When David Flink was accepted into Brown University, he assumed it was because someone in the admission office was sleeping on the job. David was diagnosed with ADHD and dyslexia in elementary school and says he spent his childhood feeling as though he was stupid and broken. “Teachers around me were thinking about how to fix me. There was a right way to learn and I wasn’t learning the right way.” It wasn’t until he connected with other smart, learning disabled peers — a combination of words he didn’t think was possible–at Brown that he realized his intellectual strength and potential.
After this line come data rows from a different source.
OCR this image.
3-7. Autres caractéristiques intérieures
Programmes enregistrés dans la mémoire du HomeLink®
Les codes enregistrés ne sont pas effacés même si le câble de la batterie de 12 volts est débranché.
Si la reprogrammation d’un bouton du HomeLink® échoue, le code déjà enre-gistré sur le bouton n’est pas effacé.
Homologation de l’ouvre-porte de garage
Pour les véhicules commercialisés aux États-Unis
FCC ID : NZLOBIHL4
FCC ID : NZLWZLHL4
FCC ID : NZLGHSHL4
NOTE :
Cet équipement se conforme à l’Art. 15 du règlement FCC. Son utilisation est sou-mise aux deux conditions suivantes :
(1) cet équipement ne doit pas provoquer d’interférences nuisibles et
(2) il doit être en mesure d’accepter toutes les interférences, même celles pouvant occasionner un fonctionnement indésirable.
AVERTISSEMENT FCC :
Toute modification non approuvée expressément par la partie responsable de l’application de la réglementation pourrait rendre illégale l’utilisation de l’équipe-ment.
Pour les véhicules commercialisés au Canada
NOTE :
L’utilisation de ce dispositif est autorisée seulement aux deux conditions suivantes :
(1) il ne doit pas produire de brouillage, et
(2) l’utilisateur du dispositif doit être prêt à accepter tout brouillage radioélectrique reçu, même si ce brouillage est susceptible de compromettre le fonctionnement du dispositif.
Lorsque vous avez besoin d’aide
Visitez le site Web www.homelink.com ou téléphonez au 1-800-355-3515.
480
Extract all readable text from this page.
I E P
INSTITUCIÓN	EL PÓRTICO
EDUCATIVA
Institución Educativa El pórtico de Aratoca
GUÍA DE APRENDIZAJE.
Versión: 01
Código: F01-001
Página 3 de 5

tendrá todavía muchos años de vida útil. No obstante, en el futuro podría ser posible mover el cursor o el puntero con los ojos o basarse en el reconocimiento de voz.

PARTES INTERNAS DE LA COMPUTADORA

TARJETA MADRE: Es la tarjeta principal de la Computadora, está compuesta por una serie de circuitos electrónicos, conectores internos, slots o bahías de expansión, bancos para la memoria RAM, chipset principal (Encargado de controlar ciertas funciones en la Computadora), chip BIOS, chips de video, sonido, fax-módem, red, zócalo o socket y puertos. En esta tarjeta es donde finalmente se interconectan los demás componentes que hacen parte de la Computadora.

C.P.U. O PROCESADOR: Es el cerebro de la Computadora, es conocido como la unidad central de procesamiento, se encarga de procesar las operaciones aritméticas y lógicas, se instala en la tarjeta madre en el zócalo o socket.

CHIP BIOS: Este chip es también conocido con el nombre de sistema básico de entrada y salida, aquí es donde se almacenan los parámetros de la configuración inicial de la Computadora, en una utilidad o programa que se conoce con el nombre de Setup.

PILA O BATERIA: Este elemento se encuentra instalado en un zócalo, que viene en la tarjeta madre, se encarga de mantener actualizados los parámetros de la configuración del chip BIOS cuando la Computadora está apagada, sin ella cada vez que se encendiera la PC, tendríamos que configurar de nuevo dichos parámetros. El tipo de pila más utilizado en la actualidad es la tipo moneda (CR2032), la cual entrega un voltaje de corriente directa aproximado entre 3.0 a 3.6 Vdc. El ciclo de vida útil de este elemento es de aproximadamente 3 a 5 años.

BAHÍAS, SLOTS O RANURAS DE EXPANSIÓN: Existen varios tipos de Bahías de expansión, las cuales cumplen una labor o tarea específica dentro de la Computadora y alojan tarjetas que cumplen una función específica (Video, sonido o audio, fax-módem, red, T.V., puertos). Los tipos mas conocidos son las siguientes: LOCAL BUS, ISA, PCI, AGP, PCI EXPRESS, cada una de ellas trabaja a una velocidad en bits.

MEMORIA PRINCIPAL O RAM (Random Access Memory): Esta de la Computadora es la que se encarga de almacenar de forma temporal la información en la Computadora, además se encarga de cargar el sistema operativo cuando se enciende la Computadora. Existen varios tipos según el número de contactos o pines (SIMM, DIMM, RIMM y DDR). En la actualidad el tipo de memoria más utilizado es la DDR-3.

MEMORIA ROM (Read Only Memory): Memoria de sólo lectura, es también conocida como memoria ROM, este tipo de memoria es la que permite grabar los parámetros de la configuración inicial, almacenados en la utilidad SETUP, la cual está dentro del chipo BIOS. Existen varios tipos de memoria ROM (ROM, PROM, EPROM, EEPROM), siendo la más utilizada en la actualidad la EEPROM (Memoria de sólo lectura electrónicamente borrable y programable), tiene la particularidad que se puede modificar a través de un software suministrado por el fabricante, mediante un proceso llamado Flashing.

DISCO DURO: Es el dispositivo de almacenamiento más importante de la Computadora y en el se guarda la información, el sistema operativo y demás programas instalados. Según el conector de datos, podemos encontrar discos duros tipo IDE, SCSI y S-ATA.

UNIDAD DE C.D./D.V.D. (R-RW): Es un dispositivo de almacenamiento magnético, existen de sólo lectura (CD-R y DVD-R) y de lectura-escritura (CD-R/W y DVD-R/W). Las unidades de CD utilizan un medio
“The one thing that would have made living with a learning difference easier as a child would have been having a mentor,” says David. “Not a celebrity like Tom Cruise, but someone accessible who was slightly older, cooler and who could normalize this experience.” It was with that in mind he and five friends from Brown started Eye to Eye, a national mentoring program that empowers young people with learning disabilities by pairing them with local college students who share the same experience. In addition to his work as executive director of Eye to Eye, David speaks on campuses across the country and internationally about being an advocate for people with learning disabilities. In the summer of 2014, his educational book, “Thinking Differently,” was released.